If the AI sys­tem is pow­er­ful enough, it will learn this; its model of the en­vi­ron­ment will in­clude its own pre­dic­tions. For it to ob­tain an ac­cu­rate pre­dic­tion, it must out­put a fixed-point: a pre­dic­tion about fu­ture in­puts which, when in­stan­ti­ated in the en­vi­ron­ment, causes that very pre­dic­tion to come about. The the­ory of re­flec­tive or­a­cles im­plies that such (ran­dom­ized) fixed points must ex­ist; if our model is pow­er­ful enough, it will be able to find them.

The ca­pac­ity for agency arises be­cause, in a com­plex en­vi­ron­ment, there will be mul­ti­ple pos­si­ble fixed-points. It’s quite likely that these fixed-points will differ in how the pre­dic­tor is scored, ei­ther due to in­her­ent ran­dom­ness, log­i­cal un­cer­tainty, or com­pu­ta­tional in­tractabil­ity(pre­dic­tors could be pow­er­fully su­per­hu­man while still be­ing log­i­cally un­cer­tain and com­pu­ta­tion­ally limited). Then the pre­dic­tor will out­put the fixed-point on which it scores the best.

As a sim­ple ex­am­ple, imag­ine a dis­pute be­tween two cowork­ers, Alice and Bob, in the AI lab; each sus­pects the other of plot­ting against them. If Bob is para­noid, he could check the pre­dic­tions of the AI sys­tem to see what Alice will do. If the AI sys­tem pre­dicts that Alice will pub­li­cly de­nounce Bob, this could con­firm his sus­pi­cions and cause him to spread ru­mors about Alice, lead­ing her to pub­li­cly de­nounce him. Or, if the AI sys­tem pre­dicts that Alice will sup­port Bob on a key is­sue, Bob could con­clude he was wrong all along and try to rec­on­cile with Alice, lead­ing her to sup­port him on a key is­sue. The AI sys­tem will pre­fer to out­put whichever branch of the pre­dic­tion is sim­pler to pre­dict.

A more ex­treme ex­am­ple. If the pre­dic­tor is VERY su­per­hu­man, it could learn an ad­ver­sar­ial fixed-point for hu­mans: a speech which, when hu­mans hear it, causes them to re­peat the speech, then com­mit suicide, or oth­er­wise act in a very pre­dictable man­ner. It’s not clear if such a speech ex­ists; but more broadly, in a com­plex en­vi­ron­ment, the set of fixed-points is prob­a­bly very large. Op­ti­miz­ing over that set can pro­duce ex­treme out­comes.

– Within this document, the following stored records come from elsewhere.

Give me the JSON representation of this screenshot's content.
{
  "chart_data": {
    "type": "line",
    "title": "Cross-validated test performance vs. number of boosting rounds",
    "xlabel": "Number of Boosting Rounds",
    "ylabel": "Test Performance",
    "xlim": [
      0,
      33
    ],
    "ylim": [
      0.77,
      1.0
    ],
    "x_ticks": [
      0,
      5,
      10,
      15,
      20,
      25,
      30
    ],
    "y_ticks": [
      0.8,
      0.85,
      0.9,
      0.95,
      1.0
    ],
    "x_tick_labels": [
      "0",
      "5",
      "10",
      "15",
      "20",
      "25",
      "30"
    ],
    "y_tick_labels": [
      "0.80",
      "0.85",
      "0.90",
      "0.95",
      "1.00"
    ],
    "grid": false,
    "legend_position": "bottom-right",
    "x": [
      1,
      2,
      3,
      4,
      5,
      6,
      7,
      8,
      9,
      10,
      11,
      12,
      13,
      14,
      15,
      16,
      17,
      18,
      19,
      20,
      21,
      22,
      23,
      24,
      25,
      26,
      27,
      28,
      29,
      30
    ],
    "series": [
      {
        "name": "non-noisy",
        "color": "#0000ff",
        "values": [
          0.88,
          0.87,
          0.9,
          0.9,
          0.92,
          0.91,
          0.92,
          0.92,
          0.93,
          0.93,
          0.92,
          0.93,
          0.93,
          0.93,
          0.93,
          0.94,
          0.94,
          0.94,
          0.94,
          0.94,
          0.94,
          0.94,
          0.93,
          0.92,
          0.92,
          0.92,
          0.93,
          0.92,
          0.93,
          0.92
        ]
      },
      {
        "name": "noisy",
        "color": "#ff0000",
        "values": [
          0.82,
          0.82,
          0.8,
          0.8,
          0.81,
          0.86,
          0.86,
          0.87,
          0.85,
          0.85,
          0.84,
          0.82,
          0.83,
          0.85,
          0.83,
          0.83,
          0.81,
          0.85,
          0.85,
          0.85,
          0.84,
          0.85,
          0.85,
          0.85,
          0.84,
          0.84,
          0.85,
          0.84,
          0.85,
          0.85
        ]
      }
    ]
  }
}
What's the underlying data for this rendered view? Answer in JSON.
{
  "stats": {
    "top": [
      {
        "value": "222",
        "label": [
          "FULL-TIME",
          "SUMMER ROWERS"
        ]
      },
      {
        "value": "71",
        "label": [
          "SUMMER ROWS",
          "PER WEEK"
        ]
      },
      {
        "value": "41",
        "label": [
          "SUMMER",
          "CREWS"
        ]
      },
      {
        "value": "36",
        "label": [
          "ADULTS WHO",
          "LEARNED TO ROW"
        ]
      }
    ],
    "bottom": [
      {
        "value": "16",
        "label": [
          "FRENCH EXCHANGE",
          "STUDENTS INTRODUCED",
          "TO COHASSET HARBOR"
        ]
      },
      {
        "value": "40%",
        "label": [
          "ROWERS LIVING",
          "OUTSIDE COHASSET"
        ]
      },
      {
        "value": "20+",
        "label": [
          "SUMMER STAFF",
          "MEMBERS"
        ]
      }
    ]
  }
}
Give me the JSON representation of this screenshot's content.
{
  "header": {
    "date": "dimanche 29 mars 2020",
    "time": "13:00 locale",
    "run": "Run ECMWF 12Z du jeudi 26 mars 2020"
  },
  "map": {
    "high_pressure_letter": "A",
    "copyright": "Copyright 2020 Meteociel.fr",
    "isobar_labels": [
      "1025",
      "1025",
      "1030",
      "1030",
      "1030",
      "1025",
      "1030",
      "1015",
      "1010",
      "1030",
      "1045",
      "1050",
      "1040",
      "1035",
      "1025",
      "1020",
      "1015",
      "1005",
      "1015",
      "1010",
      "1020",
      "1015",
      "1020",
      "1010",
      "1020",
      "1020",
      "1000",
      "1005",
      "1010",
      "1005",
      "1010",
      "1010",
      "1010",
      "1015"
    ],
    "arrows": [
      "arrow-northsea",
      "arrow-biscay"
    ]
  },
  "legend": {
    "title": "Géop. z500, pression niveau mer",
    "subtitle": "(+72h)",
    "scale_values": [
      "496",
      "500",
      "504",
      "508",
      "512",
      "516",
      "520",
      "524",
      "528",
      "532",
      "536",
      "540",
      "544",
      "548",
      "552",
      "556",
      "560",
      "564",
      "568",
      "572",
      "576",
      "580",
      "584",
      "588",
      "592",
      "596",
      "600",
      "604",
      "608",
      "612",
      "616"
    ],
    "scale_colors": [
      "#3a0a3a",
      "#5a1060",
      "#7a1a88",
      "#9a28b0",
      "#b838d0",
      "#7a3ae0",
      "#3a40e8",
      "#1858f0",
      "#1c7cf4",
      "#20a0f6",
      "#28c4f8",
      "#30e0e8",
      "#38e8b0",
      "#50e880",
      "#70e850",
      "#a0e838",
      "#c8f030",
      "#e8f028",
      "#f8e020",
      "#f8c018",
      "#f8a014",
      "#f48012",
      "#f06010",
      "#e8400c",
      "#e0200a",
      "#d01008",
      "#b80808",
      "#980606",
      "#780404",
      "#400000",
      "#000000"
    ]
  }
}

Th­ese same prob­lems could arise within AI sys­tems which use pre­dic­tors as a com­po­nent, like this sys­tem, which con­tains a pre­dic­tive model op­ti­mized for pre­dic­tive ac­cu­racy, and a policy net­work op­ti­miz­ing for some ob­jec­tive. The policy net­work’s de­ci­sions will de­pend on what the pre­dic­tive model says is likely to hap­pen, in­fluenc­ing what the pre­dic­tive model ends up see­ing. The pre­dic­tor could then steer the over­all sys­tem to­wards more pre­dictable fixed-points, even if those fixed-points ob­tain less value on the ob­jec­tive the policy net­work is sup­posed to be op­ti­miz­ing for.

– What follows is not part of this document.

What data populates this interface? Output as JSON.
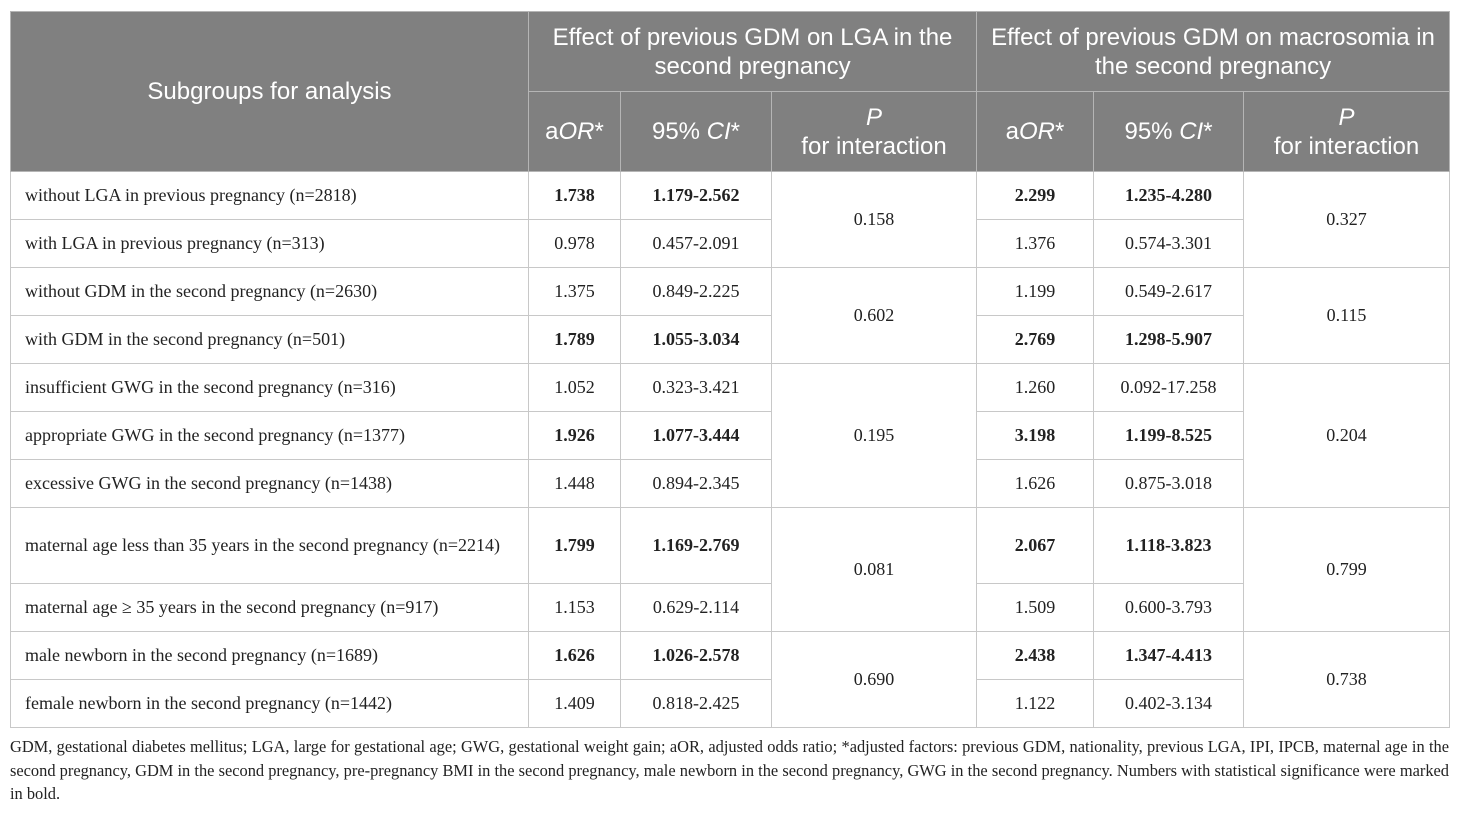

To some ex­tent, this seems to un­der­mine the or­thog­o­nal­ity the­sis; an ar­bi­trary pre­dic­tor can’t just be plugged into an ar­bi­trary ob­jec­tive and be counted on to op­ti­mize well. From the per­spec­tive of the sys­tem, it will be try­ing to op­ti­mize its ob­jec­tive as well as it can given its be­liefs; but those ‘be­liefs’ may them­selves be op­ti­mized for some­thing quite differ­ent. In self-refer­en­tial sys­tems, be­liefs and de­ci­sions can’t be eas­ily sep­a­rated.